While Meilisearch doesn't have native clustering, there are easy ways to achieve eventually consistent read replicas via Bosca Workflows. Combined with Kubernetes load balancing, this is a practical way to scale search efficiently.
Redis
Component Type: General Operations, Caching, See More
We use a Redis compliant server (though you can choose any Redis compliant server), called Dragonfly.
We chose Dragonfly because it has a Kubernetes operator that makes it extremely easy to spin up a primary and failover node. In addition, its performance is on par with our expectations thanks to it being multithreaded.
We're primarily using this component for Caching, Workflow Job Queues, and PubSub. Most cloud providers provide managed Redis services that can satisfy all the use cases.
We're moving more towards leveraging NATS instead of Redis, but Redis is the more proven than NATS at this time.

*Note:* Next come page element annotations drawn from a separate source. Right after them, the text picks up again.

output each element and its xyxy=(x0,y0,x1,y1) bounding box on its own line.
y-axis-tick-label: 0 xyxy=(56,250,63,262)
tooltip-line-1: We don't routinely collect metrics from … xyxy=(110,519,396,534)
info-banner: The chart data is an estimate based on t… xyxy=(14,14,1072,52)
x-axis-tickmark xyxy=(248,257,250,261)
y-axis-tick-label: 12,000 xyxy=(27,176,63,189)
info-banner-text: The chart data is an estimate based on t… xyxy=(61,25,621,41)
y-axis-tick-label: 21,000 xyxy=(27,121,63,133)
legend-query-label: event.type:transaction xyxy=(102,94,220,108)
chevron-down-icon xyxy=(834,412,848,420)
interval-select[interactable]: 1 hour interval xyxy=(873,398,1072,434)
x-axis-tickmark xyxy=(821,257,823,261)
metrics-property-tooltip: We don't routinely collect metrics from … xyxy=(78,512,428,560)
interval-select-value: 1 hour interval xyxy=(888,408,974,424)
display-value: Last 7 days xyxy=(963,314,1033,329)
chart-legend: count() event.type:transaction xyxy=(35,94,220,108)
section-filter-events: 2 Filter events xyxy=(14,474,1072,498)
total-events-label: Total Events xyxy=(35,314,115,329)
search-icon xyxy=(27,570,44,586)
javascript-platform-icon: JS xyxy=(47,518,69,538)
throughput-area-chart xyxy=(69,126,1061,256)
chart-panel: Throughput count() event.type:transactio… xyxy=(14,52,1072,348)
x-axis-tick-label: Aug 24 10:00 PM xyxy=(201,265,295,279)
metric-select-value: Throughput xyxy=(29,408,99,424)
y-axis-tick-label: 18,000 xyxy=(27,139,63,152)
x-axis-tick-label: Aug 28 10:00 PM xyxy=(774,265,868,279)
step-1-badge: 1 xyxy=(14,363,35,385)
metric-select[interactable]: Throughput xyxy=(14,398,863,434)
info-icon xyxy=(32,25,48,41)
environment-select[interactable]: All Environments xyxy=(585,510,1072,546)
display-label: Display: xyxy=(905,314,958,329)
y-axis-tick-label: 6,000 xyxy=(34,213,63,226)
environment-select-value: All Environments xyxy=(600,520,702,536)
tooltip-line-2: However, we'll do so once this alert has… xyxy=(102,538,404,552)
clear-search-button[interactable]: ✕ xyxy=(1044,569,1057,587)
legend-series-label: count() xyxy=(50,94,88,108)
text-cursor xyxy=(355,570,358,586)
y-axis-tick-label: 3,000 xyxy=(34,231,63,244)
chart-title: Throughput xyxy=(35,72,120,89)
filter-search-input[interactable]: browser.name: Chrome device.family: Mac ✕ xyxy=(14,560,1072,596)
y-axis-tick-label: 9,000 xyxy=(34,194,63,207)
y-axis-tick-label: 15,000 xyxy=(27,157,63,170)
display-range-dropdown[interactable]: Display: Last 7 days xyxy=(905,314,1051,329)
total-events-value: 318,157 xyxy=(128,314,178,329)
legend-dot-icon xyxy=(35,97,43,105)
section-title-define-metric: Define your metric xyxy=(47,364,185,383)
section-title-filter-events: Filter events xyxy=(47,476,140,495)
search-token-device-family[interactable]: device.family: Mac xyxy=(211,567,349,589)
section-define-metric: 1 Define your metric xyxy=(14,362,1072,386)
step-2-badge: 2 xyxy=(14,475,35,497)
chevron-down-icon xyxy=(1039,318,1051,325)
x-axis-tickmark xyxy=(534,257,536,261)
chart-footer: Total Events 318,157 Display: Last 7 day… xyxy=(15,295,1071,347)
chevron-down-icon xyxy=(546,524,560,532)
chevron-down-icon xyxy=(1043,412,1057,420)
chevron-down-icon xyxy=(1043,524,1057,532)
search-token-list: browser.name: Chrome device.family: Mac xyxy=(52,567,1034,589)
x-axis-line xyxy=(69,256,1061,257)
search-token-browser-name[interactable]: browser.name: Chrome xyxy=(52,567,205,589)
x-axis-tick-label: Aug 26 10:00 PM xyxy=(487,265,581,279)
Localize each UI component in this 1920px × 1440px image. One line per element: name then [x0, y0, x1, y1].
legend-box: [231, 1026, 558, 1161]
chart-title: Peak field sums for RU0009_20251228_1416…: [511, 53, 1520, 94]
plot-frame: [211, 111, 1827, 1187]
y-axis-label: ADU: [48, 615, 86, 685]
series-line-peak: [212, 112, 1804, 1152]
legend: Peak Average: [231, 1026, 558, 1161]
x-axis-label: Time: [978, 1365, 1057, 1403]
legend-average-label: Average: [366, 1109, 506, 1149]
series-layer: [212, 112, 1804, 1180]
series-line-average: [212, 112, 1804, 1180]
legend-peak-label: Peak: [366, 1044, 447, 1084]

Object Storage (S3 or Cloud Storage)
Component Type: General Operations, Object Storage
Bosca uses S3-compatible object storage for assets and analytics data. But it also supports Cloud Storage, and standard file systems.
NATS
Component Type: General Operations, Messaging
Bosca uses NATS for lightweight messaging and optional job queue backends.
Text Extractor
Component Type: General Operations, Content Processing
The text extractor is a standalone service used for extracting text from uploaded documents. It runs as a separate container in local development.
Image Processor
Component Type: General Operations
Publishing images often requires creating multiple size and format variants. The image processor handles tasks such as resizing, format conversion, optimization, and more.
OpenTelemetry
Component Type: General Operations, Telemetry
Bosca includes OpenTelemetry instrumentation and can export traces to any OpenTelemetry compatible backend.